Hydroxyurea has become an accepted therapeutic option for many patients with SCA. For SCA, an ideal therapeutic intervention would require the following characteristics: (1) General features: single-agent, inexpensive, orally administered and once-daily dosing. (2) Laboratory efficacy, increases HbF and total Hb, reduction in WBC and reticulocytes, and lowers LDH. (3) Clinical efficacy: ameliorates anemia, less vaso occlusive events and hospitalizations, and decreased hemolysis. (4) Treatment goals: works in all age groups, prevents acute events and chronic organ dysfunction. (5) Sustainability: benefits continue over time without medication resistance or tolerance. (6) Side effects: few short-term toxicities that might limit adherence, and a wide therapeutic index. (7) Safety: no major short-term toxicities, plus no known long-term sequelae or complications of therapy.

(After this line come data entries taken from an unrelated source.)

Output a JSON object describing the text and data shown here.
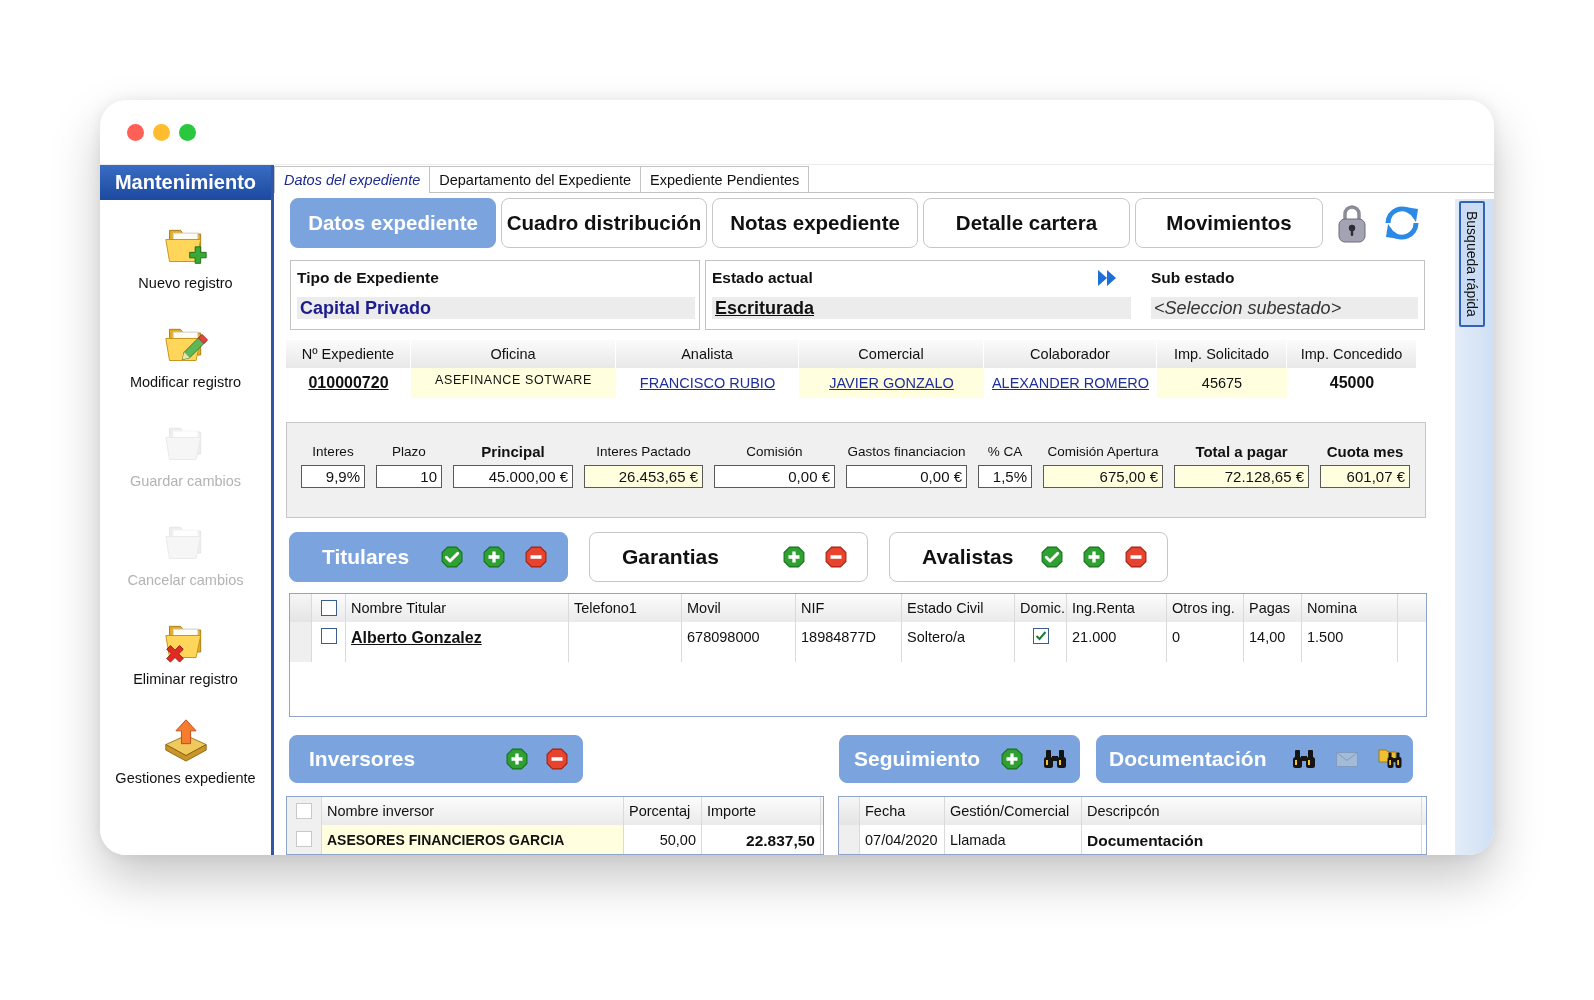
{
  "sidebar": {
    "title": "Mantenimiento",
    "items": [
      {
        "label": "Nuevo registro",
        "kind": "new",
        "disabled": false
      },
      {
        "label": "Modificar registro",
        "kind": "edit",
        "disabled": false
      },
      {
        "label": "Guardar cambios",
        "kind": "save",
        "disabled": true
      },
      {
        "label": "Cancelar cambios",
        "kind": "cancel",
        "disabled": true
      },
      {
        "label": "Eliminar registro",
        "kind": "delete",
        "disabled": false
      },
      {
        "label": "Gestiones expediente",
        "kind": "manage",
        "disabled": false
      }
    ]
  },
  "tabs": [
    {
      "label": "Datos del expediente",
      "selected": true
    },
    {
      "label": "Departamento del Expediente",
      "selected": false
    },
    {
      "label": "Expediente Pendientes",
      "selected": false
    }
  ],
  "section_buttons": [
    {
      "label": "Datos expediente",
      "selected": true
    },
    {
      "label": "Cuadro distribución",
      "selected": false
    },
    {
      "label": "Notas expediente",
      "selected": false
    },
    {
      "label": "Detalle cartera",
      "selected": false
    },
    {
      "label": "Movimientos",
      "selected": false
    }
  ],
  "status_panel": {
    "type": {
      "label": "Tipo de Expediente",
      "value": "Capital Privado"
    },
    "state": {
      "label": "Estado actual",
      "value": "Escriturada"
    },
    "substate": {
      "label": "Sub estado",
      "placeholder": "<Seleccion subestado>"
    }
  },
  "summary_table": {
    "columns": [
      "Nº Expediente",
      "Oficina",
      "Analista",
      "Comercial",
      "Colaborador",
      "Imp. Solicitado",
      "Imp. Concedido"
    ],
    "cells": [
      {
        "text": "010000720",
        "kind": "id",
        "highlighted": false
      },
      {
        "text": "ASEFINANCE SOTWARE",
        "kind": "code",
        "highlighted": true
      },
      {
        "text": "FRANCISCO RUBIO",
        "kind": "link",
        "highlighted": false
      },
      {
        "text": "JAVIER GONZALO",
        "kind": "link",
        "highlighted": true
      },
      {
        "text": "ALEXANDER ROMERO",
        "kind": "link",
        "highlighted": false
      },
      {
        "text": "45675",
        "kind": "text",
        "highlighted": true
      },
      {
        "text": "45000",
        "kind": "bold",
        "highlighted": false
      }
    ]
  },
  "amounts": [
    {
      "label": "Interes",
      "value": "9,9%",
      "bold": false,
      "highlighted": false
    },
    {
      "label": "Plazo",
      "value": "10",
      "bold": false,
      "highlighted": false
    },
    {
      "label": "Principal",
      "value": "45.000,00 €",
      "bold": true,
      "highlighted": false
    },
    {
      "label": "Interes Pactado",
      "value": "26.453,65 €",
      "bold": false,
      "highlighted": true
    },
    {
      "label": "Comisión",
      "value": "0,00 €",
      "bold": false,
      "highlighted": false
    },
    {
      "label": "Gastos financiacion",
      "value": "0,00 €",
      "bold": false,
      "highlighted": false
    },
    {
      "label": "% CA",
      "value": "1,5%",
      "bold": false,
      "highlighted": false
    },
    {
      "label": "Comisión Apertura",
      "value": "675,00 €",
      "bold": false,
      "highlighted": true
    },
    {
      "label": "Total a pagar",
      "value": "72.128,65 €",
      "bold": true,
      "highlighted": true
    },
    {
      "label": "Cuota mes",
      "value": "601,07 €",
      "bold": true,
      "highlighted": true
    }
  ],
  "holder_panels": [
    {
      "title": "Titulares",
      "selected": true,
      "actions": [
        {
          "kind": "confirm",
          "disabled": false
        },
        {
          "kind": "add",
          "disabled": false
        },
        {
          "kind": "remove",
          "disabled": false
        }
      ]
    },
    {
      "title": "Garantias",
      "selected": false,
      "actions": [
        {
          "kind": "add",
          "disabled": false
        },
        {
          "kind": "remove",
          "disabled": false
        }
      ]
    },
    {
      "title": "Avalistas",
      "selected": false,
      "actions": [
        {
          "kind": "confirm",
          "disabled": false
        },
        {
          "kind": "add",
          "disabled": false
        },
        {
          "kind": "remove",
          "disabled": false
        }
      ]
    }
  ],
  "holders_table": {
    "select_all": {
      "checked": false,
      "disabled": false
    },
    "columns": [
      "Nombre Titular",
      "Telefono1",
      "Movil",
      "NIF",
      "Estado Civil",
      "Domic.",
      "Ing.Renta",
      "Otros ing.",
      "Pagas",
      "Nomina"
    ],
    "rows": [
      {
        "checked": false,
        "disabled": false,
        "cells": [
          {
            "kind": "name",
            "text": "Alberto Gonzalez"
          },
          {
            "kind": "blank"
          },
          {
            "kind": "text",
            "text": "678098000"
          },
          {
            "kind": "text",
            "text": "18984877D"
          },
          {
            "kind": "text",
            "text": "Soltero/a"
          },
          {
            "kind": "check",
            "checked": true
          },
          {
            "kind": "text",
            "text": "21.000"
          },
          {
            "kind": "text",
            "text": "0"
          },
          {
            "kind": "text",
            "text": "14,00"
          },
          {
            "kind": "text",
            "text": "1.500"
          }
        ]
      }
    ]
  },
  "investors": {
    "header": {
      "title": "Inversores",
      "selected": true,
      "actions": [
        {
          "kind": "add",
          "disabled": false
        },
        {
          "kind": "remove",
          "disabled": false
        }
      ]
    },
    "select_all": {
      "checked": false,
      "disabled": true
    },
    "columns": [
      "Nombre inversor",
      "Porcentaj",
      "Importe"
    ],
    "rows": [
      {
        "checked": false,
        "disabled": true,
        "cells": [
          {
            "kind": "highlight",
            "text": "ASESORES FINANCIEROS GARCIA"
          },
          {
            "kind": "number",
            "text": "50,00"
          },
          {
            "kind": "amount",
            "text": "22.837,50"
          }
        ]
      }
    ]
  },
  "followup": {
    "header": {
      "title": "Seguimiento",
      "selected": true,
      "actions": [
        {
          "kind": "add",
          "disabled": false
        },
        {
          "kind": "search",
          "disabled": false
        }
      ]
    },
    "columns": [
      "Fecha",
      "Gestión/Comercial",
      "Descripcón"
    ],
    "rows": [
      {
        "cells": [
          {
            "kind": "text",
            "text": "07/04/2020"
          },
          {
            "kind": "text",
            "text": "Llamada"
          },
          {
            "kind": "bold",
            "text": "Documentación"
          }
        ]
      }
    ]
  },
  "documents": {
    "header": {
      "title": "Documentación",
      "selected": true,
      "actions": [
        {
          "kind": "search",
          "disabled": false
        },
        {
          "kind": "mail",
          "disabled": true
        },
        {
          "kind": "folder-search",
          "disabled": false
        }
      ]
    }
  },
  "quick_search": {
    "label": "Busqueda rápida"
  }
}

Based on currently available data, hydroxyurea treatment fulfills these criteria for SCA and should be offered much more frequently, especially to young patients before the development of chronic complications and end-organ damage
Among published predictors of clinical severity, the amount of foetal haemoglobin (percentage HbF) is the most critical laboratory parameter. HbF is protective against clinical severity. Low-percentage HbF is associated with a higher risk of developing vaso-occlusive complications, organ damage, and early death. Accordingly, pharmacologic induction of HbF is a logical treatment goal in SCA.

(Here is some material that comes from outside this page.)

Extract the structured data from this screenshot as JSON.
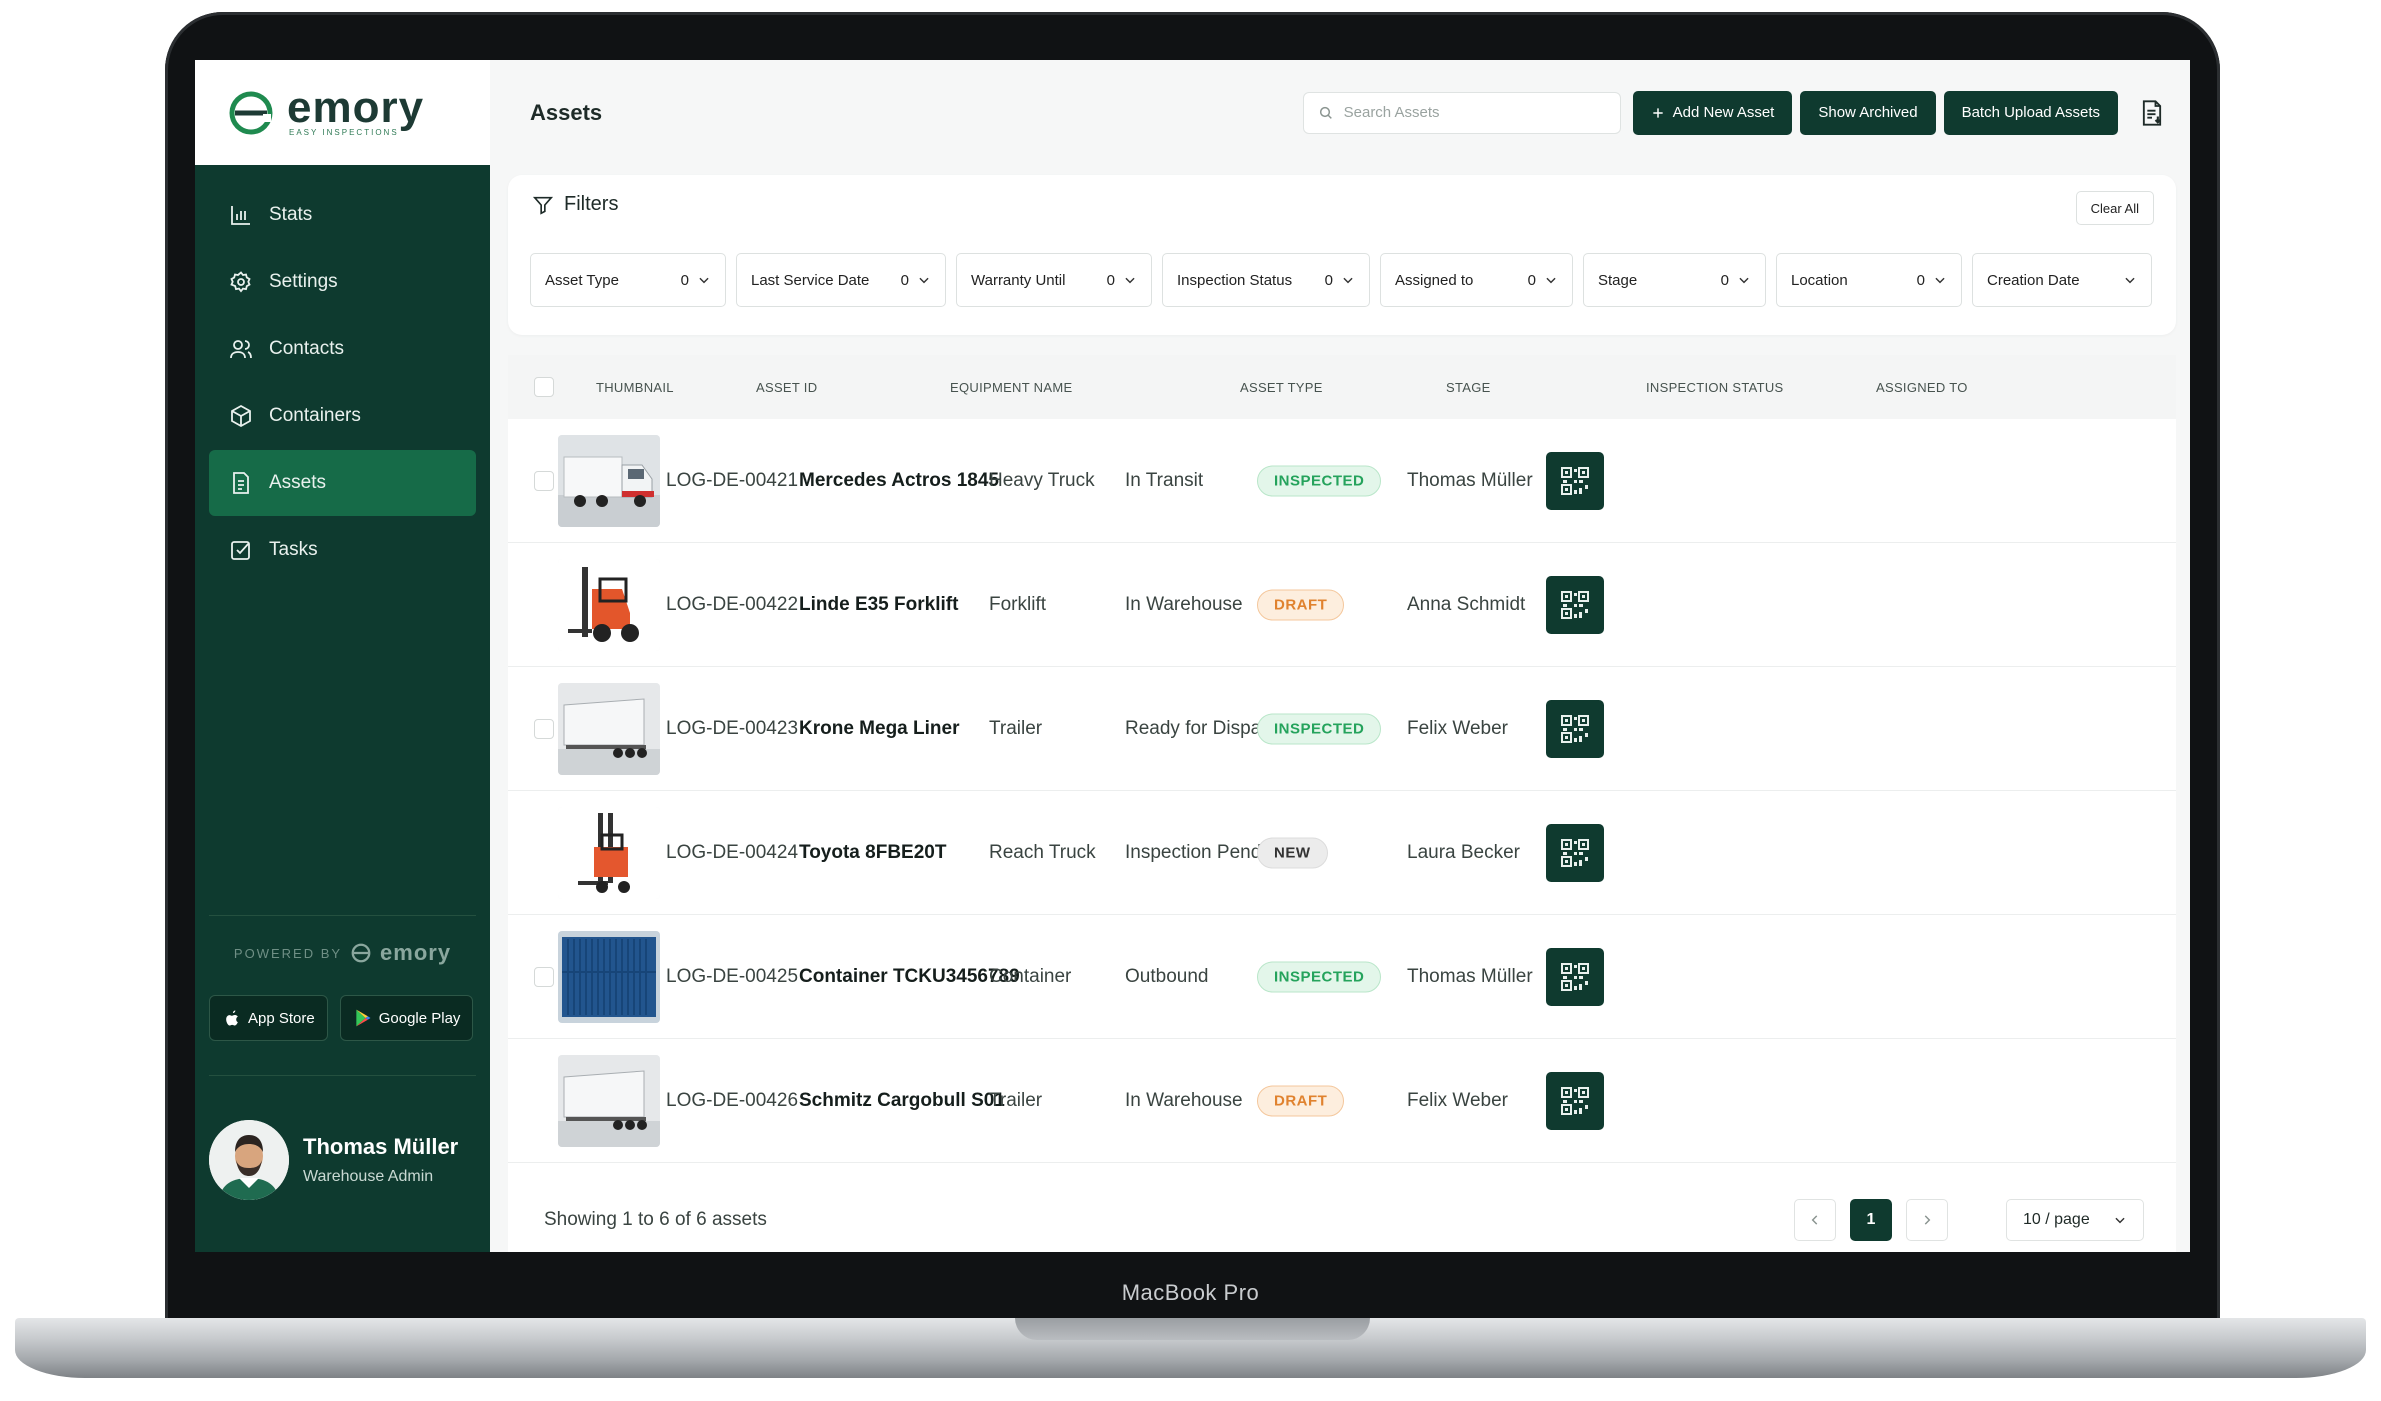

An increased WBC count has also been associated with poor clinical outcomes, and more recently, elevated serum lactate dehydrogenase (LDH, reflecting intravascular hemolysis) has been associated with morbidity and mortality in SCA.
Hydroxyurea has emerged as an exciting therapeutic agent because of its ease of oral administration, modest toxicity profile, predictable laboratory efficacy for increasing percentage HbF and reducing hemolysis, and proven clinical efficacy for preventing acute vaso-occlusive events.
Hydroxyurea reduces the number of painful events along with hospitalisations in adults and children. There is preservation of splenic function in infants receiving hydroxyurea. Hydroxyurea has clinical efficacy for children with variable sickle-related organ damage, including proteinuria, spleen dysfunction, hypoxaemia, pulmonary hypertension, glomerular hyperfiltration, neurocognitive delay, silent brain infarcts, primarystroke prevention, and secondary stroke prevention.
Standard indications for hydroxyurea include frequent pain crises, acute chest syndrome, and severe or symptomatic anaemia.
Contraindications to hydroxyurea include pregnancy or sexually active and unwillingness to use contraception, active liver disease (HBV or HCV infection), and history of severe hydroxyurea toxicity or hypersensitivity.
Recent studies suggest that patients with sickle cell disease suffer from decreased nitric oxide (NO) reserves. Blood plasma levels of L-arginine (the precursor to NO) are depressed in patients with sickle cell disease, particularly during vaso-occlusive crisis and the acute chest syndrome, and these levels vary inversely with pain symptoms. It is a clear case for increased cocoa consumption in persons with sickle cell disease.